It's not the autograph that people really want when they go to a convention. It's the eye-contact, and feeling like you've commanded at least a sliver of that person's time where they acknowledge you as a human being and an admirer of their work. If they come across as robotic and fake autograph-factories, it's not exactly a great experience.
Unfortunately, the cons have become a machine, an industry. It was already getting bad in the 80s when I used to go, but it clearly is 10x worse now.
But what I remember most fondly at the conventions were off-the-cuff moments of unscripted interpersonal contact. Majel Barrett spent a long time sitting at a booth, not specifically signing autographs, just sitting there talking to anyone who cared to chat. That stuff matters. These days the stars charge for everything and it feels like hiring a very short-term escort. And this is after paying a big sum just for the base ticket, mind-you. There is all this double and triple-dipping.
This isn't specifically Star Trek, but I thought I'd mention this.

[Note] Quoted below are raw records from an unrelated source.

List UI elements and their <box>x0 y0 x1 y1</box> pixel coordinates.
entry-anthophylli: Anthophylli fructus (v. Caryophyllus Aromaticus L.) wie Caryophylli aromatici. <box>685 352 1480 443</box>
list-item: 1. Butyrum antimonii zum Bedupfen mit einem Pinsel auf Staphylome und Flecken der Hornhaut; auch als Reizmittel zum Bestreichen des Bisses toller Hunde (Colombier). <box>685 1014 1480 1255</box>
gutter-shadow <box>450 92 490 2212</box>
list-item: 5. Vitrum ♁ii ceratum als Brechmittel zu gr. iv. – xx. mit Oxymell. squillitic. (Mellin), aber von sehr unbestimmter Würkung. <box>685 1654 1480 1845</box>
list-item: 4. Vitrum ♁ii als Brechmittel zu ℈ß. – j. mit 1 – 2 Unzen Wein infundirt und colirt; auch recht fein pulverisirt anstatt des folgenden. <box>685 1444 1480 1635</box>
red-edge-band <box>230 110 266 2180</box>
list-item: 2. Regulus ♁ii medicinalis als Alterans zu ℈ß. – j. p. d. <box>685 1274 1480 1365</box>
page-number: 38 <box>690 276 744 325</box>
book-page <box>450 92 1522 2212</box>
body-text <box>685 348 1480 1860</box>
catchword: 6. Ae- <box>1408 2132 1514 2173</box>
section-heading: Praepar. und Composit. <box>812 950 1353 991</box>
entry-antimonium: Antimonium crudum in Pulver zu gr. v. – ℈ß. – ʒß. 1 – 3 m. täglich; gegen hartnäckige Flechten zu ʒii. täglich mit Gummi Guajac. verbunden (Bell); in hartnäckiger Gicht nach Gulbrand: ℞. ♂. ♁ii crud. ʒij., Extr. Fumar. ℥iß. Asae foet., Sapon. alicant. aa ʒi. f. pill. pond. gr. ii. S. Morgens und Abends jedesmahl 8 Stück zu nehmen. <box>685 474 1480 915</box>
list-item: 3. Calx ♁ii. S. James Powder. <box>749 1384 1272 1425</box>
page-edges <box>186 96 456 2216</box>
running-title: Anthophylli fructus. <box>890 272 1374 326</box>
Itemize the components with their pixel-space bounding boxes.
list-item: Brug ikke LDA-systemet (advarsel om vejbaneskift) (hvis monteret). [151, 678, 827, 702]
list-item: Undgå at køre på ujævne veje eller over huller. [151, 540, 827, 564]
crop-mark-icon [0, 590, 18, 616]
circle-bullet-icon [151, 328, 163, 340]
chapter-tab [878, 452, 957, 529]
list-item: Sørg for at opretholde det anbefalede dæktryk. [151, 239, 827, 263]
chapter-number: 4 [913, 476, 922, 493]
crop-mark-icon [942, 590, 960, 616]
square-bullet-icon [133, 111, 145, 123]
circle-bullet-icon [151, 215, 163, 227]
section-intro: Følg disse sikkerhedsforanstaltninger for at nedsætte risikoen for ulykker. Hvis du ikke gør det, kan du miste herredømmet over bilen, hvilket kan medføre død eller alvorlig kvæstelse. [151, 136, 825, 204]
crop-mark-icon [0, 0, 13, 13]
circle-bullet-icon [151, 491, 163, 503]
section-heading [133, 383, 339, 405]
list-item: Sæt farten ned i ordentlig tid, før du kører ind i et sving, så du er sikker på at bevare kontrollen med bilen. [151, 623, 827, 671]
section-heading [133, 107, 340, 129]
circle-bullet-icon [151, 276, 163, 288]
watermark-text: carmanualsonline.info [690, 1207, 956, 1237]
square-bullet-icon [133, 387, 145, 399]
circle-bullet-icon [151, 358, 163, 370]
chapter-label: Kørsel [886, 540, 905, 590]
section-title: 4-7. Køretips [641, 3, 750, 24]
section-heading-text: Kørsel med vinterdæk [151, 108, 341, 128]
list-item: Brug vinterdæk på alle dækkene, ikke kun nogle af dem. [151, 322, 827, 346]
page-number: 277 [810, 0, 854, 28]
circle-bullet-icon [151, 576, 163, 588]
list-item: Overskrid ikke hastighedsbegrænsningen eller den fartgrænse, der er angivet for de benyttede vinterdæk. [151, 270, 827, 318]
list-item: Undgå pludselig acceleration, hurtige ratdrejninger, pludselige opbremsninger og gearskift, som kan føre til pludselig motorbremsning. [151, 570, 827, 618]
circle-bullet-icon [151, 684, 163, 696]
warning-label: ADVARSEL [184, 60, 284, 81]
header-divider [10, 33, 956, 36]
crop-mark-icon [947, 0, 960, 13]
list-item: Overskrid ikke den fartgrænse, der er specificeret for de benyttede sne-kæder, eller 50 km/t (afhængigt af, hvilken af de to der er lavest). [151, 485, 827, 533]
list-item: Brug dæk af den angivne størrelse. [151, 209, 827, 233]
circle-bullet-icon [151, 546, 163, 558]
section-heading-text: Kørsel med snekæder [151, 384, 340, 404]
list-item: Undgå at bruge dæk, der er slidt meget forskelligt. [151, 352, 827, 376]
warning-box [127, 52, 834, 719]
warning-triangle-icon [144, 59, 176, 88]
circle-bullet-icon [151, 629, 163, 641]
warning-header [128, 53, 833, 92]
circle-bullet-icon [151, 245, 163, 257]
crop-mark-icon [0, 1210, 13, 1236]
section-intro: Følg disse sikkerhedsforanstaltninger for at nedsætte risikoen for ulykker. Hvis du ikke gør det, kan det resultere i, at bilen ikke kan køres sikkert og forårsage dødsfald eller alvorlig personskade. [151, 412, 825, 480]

The last convention experience I had was in the late 90s and Michelle Yeoh was there. This was right before Tomorrow Never Dies came out and she was really looking to break-through into the US market. She had a long Q&A session and after that she just stood up and came around to the front and hung out with people in a very informal way. There were guys throwing their arms around her, treating her like she was their girlfriend, and she was a real trooper. Not a single dirty-look or "Um, could you call security?" vibe. I asked her to sign her name in Chinese and she did that for me. I don't know if she's done any appearances like that since then, but I'll always remember how accessible she made herself, much moreso than a typical Trek star who would stay back-stage after their talk and only show up at the end to sign.